For all their daily woes, Iraqis are lucky enough to be able to vent, and vent they do, vocally and colorfully. The state’s television station is still lacking in sophisticated graphics and able presenters, but two shows caught my attention and truly impressed me. The first one is called ‘A Copy for Archiving’ and the premise is that the host goes around the country and gathers a town-hall audience and faces them off against a representative of the legislature, whether local or national, and a representative of the executive branch. In a rapid-fire exchange, citizens cite specific issues or neglected projects and reforms, and the officials must reply, with brevity, whether it is doable or not. At the end, a representative is elected from the audience who signs a ‘document of honor’ with the officials, witnessed by the TV host, that will be retrieved in six months time to see if the officials had managed to deliver on the issues and projects they said were doable.
The other show is called ‘You Are the Minister’. The host takes a minister along for a walkabout, and hands over the microphone to a citizen who is asked, ‘If you were the minister, what would you do?’ It makes for great television, with some smart and feasible ideas put on the air. The minister is then forced to explain why these ideas haven’t been put into effect yet.
Generally, people are very hopeful. Sure they curse Maliki every time the electricity goes out, and lament the fact that Iraq doesn’t have Istanbul’s weather, but there’s a sense that things have stabilized and will improve, quickly. There’s a lot of money in the country, a direct result of pumping oil profits into salaries. New cars are everywhere despite the needed ‘look’ of frugality that people affect to ward off the attention of organized crime rings and kidnappers for ransom. The nightlife, as has been reported, is back and with force, mostly of the lewd variety. Social clubs like the Hunting Club and Alwiyah provide islands of normality whether upper middle class teenage girls and boys can dress up like their age and class peers anywhere in Amman or Beirut. Leftie intellectuals and artists have found a spiffy oasis at the Dar Al-Mada on Muttanabi Street. Even on weekdays, the main street of Karadeh stays vibrant until 11 PM; compare that to DC that shuts down at 10 PM. Thursdays and Fridays brings the whole city out to the streets, and I even saw families picnicking on rotaries in some of the scariest areas of Old Baghdad, no go areas even in Saddam’s time.

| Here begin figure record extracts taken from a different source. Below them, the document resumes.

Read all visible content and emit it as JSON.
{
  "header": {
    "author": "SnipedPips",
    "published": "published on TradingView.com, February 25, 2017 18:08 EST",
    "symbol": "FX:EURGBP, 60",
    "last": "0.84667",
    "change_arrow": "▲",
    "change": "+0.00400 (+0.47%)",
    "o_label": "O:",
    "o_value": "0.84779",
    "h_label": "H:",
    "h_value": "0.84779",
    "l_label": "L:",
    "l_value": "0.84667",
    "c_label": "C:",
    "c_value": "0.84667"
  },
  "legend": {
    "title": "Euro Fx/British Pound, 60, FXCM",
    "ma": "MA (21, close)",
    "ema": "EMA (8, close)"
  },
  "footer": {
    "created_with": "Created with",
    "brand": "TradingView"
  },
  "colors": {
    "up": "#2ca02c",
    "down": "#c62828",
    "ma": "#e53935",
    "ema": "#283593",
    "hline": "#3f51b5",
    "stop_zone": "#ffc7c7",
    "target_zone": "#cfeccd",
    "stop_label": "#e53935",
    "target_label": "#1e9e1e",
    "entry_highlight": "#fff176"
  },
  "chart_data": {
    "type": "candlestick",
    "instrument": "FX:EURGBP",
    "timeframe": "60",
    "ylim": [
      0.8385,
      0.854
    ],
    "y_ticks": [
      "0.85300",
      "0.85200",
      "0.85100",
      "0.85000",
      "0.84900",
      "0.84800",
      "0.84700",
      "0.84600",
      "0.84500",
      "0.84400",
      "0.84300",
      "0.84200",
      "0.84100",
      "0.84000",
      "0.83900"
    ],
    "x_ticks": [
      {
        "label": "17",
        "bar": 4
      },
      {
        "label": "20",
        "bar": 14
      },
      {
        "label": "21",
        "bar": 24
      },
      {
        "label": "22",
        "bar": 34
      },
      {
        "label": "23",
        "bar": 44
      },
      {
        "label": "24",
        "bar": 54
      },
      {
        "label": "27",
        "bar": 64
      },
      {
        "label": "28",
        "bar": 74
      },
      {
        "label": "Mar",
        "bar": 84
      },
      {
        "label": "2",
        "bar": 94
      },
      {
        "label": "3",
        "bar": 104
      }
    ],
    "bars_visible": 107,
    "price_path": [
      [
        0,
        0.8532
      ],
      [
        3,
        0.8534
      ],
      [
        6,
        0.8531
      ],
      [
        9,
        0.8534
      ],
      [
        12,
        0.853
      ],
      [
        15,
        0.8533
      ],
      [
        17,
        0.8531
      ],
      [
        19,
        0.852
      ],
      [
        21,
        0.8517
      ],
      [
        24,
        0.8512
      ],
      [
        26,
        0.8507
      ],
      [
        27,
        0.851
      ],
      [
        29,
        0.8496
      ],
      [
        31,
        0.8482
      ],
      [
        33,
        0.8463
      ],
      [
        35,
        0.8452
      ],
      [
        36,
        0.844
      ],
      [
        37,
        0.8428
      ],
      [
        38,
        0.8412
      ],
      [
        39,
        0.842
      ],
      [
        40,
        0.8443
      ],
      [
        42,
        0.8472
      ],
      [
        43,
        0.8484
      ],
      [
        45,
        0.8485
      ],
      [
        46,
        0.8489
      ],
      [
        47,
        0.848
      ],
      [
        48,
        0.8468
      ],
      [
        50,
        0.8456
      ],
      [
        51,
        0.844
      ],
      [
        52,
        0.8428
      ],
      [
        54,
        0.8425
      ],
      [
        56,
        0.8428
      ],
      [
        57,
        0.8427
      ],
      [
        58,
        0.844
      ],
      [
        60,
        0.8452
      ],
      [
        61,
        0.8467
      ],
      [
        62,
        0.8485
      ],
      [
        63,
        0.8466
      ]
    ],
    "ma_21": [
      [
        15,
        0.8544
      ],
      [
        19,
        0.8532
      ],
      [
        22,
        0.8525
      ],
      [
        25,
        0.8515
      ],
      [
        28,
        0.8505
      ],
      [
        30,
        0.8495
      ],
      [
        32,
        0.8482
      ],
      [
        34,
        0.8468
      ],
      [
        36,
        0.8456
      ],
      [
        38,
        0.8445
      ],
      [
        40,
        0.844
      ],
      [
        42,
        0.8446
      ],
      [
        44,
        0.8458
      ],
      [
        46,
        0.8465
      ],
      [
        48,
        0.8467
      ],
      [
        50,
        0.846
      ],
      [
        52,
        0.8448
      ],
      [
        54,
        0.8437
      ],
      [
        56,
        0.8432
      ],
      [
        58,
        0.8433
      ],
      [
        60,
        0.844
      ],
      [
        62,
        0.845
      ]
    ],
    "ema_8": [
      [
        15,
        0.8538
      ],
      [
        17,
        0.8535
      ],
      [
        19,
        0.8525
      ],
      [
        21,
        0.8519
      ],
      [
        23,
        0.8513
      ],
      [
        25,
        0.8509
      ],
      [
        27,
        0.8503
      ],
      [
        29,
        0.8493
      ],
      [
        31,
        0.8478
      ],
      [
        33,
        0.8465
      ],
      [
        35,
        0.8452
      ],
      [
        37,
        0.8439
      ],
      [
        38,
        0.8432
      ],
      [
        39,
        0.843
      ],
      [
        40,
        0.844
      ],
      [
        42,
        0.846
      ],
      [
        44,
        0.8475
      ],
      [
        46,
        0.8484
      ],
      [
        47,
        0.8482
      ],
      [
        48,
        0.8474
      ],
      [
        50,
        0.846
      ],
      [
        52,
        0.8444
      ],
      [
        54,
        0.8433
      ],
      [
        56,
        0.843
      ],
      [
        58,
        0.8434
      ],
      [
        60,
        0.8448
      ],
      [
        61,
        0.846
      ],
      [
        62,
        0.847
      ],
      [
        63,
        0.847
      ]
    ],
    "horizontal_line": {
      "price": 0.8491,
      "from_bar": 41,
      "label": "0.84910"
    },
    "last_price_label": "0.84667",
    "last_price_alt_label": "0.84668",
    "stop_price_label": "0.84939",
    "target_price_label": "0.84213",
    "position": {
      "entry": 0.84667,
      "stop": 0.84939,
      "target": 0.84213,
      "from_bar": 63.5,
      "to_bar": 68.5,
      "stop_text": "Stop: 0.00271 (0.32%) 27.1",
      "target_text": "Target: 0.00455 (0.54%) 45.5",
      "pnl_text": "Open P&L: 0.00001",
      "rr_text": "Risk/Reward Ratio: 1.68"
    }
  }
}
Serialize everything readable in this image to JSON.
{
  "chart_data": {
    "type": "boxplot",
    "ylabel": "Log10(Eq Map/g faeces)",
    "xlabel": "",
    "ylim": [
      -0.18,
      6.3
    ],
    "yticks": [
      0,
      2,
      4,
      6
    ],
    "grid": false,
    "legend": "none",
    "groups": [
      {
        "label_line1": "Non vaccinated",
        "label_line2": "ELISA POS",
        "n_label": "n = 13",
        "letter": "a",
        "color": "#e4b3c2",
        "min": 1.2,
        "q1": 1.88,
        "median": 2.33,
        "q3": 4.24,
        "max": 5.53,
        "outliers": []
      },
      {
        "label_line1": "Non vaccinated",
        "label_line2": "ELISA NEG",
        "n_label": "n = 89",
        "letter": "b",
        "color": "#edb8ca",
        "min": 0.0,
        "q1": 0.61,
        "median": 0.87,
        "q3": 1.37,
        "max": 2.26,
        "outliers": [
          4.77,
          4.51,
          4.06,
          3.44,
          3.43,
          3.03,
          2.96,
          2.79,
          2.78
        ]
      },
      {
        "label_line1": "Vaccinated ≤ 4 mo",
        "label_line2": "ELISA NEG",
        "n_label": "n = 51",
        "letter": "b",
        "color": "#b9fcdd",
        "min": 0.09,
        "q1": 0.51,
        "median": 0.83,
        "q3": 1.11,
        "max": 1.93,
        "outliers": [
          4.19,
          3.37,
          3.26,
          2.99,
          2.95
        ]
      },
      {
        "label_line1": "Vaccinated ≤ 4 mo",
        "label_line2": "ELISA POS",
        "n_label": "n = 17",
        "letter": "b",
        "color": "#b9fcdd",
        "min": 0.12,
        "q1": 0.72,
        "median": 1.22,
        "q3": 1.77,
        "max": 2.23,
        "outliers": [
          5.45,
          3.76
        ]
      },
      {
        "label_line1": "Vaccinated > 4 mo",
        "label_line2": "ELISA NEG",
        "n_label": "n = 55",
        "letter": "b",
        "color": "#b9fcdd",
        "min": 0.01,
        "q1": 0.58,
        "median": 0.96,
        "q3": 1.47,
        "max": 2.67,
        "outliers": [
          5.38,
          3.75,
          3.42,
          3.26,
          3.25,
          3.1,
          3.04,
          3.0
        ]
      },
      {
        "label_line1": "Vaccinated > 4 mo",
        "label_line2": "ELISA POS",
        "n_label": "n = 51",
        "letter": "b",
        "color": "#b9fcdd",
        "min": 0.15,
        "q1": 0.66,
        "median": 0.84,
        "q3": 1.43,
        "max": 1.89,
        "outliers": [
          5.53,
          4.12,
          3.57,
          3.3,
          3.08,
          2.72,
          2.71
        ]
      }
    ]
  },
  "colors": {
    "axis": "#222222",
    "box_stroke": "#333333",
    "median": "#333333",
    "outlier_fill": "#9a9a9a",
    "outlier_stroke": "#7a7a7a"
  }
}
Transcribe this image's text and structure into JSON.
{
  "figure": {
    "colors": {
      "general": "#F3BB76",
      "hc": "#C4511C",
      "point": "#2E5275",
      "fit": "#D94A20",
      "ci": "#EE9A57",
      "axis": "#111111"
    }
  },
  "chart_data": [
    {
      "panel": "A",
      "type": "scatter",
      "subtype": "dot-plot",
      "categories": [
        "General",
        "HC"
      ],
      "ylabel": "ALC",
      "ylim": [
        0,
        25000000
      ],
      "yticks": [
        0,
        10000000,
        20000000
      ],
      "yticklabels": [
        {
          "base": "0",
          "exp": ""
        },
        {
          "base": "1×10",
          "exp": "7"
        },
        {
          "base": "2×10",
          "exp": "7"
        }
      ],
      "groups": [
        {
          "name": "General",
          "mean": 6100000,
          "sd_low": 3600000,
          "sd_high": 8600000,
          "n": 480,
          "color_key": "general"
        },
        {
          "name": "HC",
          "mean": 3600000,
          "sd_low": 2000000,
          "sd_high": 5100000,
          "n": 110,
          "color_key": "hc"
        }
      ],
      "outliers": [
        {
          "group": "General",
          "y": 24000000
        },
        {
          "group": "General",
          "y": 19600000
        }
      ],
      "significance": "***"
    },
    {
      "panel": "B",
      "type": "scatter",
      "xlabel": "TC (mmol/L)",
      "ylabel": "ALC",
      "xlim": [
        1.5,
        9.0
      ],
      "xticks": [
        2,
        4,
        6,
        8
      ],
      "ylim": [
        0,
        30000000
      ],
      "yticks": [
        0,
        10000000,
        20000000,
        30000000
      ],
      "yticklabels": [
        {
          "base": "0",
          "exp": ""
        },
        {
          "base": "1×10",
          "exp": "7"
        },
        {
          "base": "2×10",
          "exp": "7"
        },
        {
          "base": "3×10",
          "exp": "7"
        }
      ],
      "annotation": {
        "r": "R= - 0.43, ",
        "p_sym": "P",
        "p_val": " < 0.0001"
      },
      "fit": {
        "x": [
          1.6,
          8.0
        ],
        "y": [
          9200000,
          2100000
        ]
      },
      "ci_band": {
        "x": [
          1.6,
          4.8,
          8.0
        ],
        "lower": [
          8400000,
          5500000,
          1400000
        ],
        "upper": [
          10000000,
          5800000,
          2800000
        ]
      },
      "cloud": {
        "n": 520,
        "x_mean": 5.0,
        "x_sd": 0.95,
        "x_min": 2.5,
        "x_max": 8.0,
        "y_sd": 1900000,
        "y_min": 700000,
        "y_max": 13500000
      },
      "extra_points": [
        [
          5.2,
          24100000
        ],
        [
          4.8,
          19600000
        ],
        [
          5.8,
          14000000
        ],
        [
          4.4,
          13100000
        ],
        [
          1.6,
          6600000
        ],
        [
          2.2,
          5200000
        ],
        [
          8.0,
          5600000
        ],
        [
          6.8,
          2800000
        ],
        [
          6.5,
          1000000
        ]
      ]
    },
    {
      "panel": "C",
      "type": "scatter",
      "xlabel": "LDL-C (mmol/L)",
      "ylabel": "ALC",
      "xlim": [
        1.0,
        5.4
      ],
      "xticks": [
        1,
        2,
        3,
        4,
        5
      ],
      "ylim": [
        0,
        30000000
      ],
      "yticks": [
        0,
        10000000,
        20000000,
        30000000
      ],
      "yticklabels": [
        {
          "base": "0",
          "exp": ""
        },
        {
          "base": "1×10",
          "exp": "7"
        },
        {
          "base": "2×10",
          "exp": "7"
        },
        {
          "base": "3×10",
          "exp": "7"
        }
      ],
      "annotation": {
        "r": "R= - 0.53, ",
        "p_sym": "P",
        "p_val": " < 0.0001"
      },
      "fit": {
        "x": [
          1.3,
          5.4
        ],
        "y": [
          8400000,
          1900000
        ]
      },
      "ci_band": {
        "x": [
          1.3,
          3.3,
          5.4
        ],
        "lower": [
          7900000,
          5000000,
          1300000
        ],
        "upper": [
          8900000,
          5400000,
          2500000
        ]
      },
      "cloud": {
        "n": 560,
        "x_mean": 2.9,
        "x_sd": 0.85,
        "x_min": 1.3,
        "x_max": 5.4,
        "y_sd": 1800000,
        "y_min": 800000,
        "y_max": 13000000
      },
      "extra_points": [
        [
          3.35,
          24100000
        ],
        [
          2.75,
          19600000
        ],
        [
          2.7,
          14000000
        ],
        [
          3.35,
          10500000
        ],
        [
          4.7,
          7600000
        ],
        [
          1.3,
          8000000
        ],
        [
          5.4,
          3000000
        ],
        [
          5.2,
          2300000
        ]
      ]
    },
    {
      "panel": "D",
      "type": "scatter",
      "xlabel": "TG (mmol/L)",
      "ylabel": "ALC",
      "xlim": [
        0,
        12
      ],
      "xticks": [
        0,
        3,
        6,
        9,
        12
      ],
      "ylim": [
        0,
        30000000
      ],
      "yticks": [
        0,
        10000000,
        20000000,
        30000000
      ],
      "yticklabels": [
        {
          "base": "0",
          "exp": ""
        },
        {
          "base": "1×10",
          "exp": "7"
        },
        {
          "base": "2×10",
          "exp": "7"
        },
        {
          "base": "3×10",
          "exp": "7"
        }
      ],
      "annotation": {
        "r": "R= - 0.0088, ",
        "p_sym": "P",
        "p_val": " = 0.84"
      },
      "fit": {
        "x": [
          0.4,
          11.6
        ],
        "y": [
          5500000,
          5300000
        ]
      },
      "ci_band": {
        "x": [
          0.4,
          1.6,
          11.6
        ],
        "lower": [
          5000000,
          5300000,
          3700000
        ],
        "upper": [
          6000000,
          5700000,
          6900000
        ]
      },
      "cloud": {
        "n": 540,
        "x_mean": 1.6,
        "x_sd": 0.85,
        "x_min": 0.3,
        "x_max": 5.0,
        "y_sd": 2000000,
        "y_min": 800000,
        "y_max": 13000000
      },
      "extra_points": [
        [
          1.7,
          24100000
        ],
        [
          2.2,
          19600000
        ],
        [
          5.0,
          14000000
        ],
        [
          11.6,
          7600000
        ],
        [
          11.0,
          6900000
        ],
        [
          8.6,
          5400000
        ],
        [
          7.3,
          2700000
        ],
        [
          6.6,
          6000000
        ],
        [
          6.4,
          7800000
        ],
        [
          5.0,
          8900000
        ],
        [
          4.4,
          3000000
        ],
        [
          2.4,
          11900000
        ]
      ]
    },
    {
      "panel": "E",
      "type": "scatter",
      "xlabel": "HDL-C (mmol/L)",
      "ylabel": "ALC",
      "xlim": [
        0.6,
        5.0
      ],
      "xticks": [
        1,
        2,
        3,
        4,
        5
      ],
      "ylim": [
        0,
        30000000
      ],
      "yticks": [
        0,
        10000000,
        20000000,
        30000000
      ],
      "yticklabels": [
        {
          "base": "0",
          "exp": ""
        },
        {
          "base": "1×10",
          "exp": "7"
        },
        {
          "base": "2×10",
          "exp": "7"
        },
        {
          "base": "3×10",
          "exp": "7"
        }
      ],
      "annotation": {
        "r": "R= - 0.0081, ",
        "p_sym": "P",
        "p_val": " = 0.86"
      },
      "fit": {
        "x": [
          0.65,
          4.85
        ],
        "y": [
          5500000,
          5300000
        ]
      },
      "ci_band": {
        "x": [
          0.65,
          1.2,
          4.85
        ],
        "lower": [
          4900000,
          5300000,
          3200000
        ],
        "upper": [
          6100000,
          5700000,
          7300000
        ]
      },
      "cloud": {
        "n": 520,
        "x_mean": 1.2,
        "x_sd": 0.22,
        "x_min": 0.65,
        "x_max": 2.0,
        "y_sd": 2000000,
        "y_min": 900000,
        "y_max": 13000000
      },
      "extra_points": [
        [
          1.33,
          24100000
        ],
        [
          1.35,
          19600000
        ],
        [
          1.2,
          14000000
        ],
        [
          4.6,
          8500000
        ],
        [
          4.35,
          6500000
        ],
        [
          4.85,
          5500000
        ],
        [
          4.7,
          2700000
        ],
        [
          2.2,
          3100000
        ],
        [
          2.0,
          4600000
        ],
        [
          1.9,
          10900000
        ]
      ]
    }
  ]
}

Baghdad is coming back to life, that’s the sum of it.
Well, that’s enough for now. The electricity is out, and you lot should be thankful for technological marvels such as backlit keyboards and internet connections that keep going despite the power cuts, making it possible for me to write something, anything at all. It’s too hot for any more writing tonight, but I’ll put up some more posts over the next few days.